For surface waters – rivers, streams, lakes, etc. – we are required to assess and list those that are impaired, meaning they do not meet federal water quality standards for various pollutants such as nutrients, pathogens, metals, and suspended solids.

Since 1998, more than 14,300 miles of impaired rivers and streams in Alabama were identified as impaired. By last year, 9,300 miles had been removed from the list due to improved water quality.

For lakes, reservoirs, coastlines and estuaries, 1.1 million acres were identified as impaired since 1998. More than 455,000 combination acres have since been removed from the impaired list.

The designations Outstanding National Resource Waters, Outstanding Alabama Waters and Treasured Alabama Lakes are for those that meet the highest quality levels. In 1982, no state waters met the requirements. But by 2024, Alabama had more than 1,100 miles and more than 45,000 acres in those highest categories.

As measured by drinking water quality, reduced impaired waters and increased high-quality waters, water quality in Alabama is exceptionally good and continues to improve. 

Our land resources have shown similar improvements.

For example, in 1989, Alabama had 141 unlined municipal solid waste landfills, which carry the risk of leaching contaminants into groundwater.

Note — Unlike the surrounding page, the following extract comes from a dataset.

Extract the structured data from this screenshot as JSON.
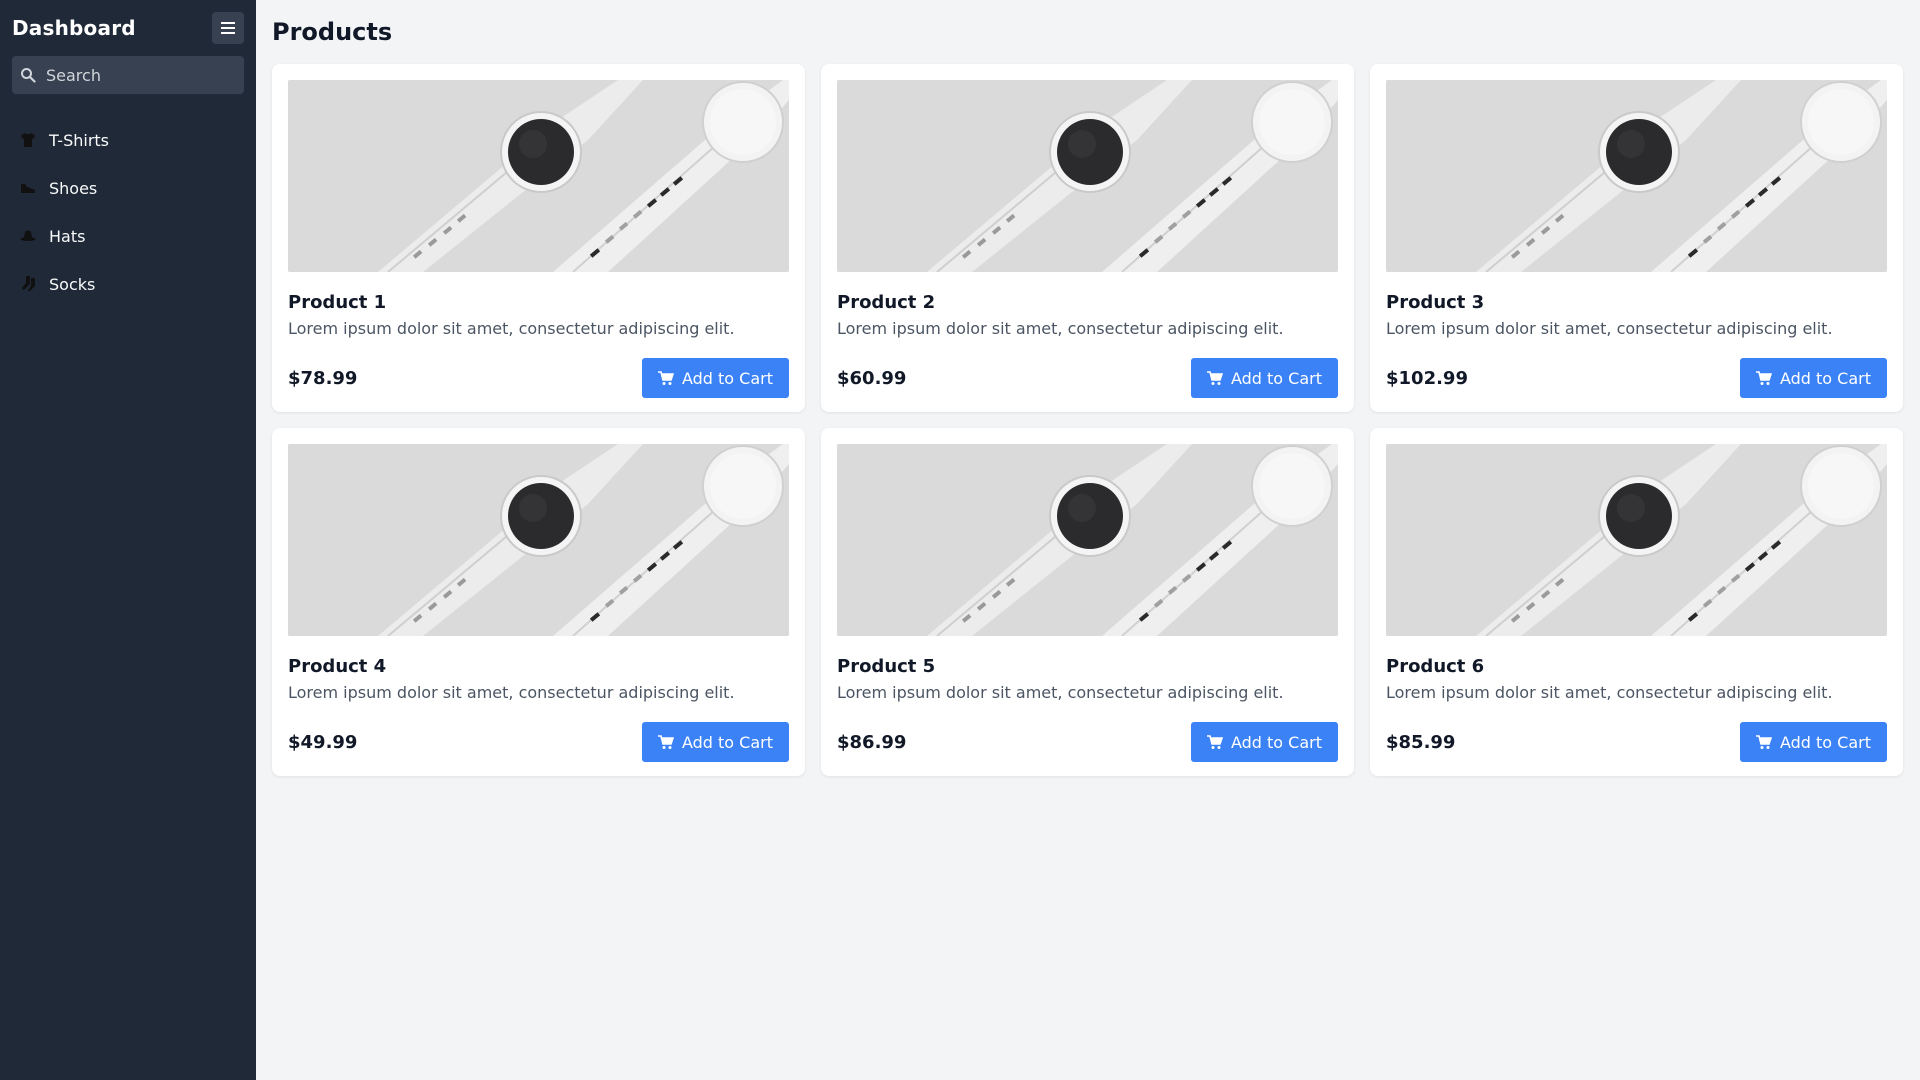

All have been closed, and today there are 30 state-of-the-art, lined landfills in Alabama handling municipal solid wastes.

Significant progress also has been made in recycling. The recycling rate in Alabama is more than five times what it was in 1989. That adds up to 3.6 million tons of wastes being recycled each year and not going into landfills. Since 2010, ADEM has provided more than $34 million in grants to local governments and communities to assist and encourage recycling.

More than 2,300 unauthorized solid waste dumps have been eliminated in Alabama since 2009, when the state enacted a $1-per-ton fee on solid waste disposed in landfills. And since 2006, 402 illegal scrap tire dumps containing more than 11 million tires have been cleaned up thanks to the state’s Scrap Tire Fund. 

By all measures, the state of the environment in Alabama is much improved. Our citizens breathe much cleaner air, enjoy higher quality water, and can be assured that our land is better protected. 

Of course, we have had our share of challenges over the past 15 years. The gravest was the BP oil spill in 2010 – just days before I started work at ADEM. Responding to that catastrophe taught many valuable lessons, the most meaningful being the need for government at all levels – local, state and federal – to work together to protect the environment and serve the people.

A byproduct of that cooperation is ADEM’s Coastal Alabama Field Office, a legacy of the efforts by so many to restore, improve and protect Alabama’s coastal areas.

It has been an honor and a pleasure to work with them and the countless other agencies, organizations, community groups, businesses and citizens whose efforts across the state help safeguard our air, water and land. Because of them, Alabama’s environment is much more than just “a bit better.”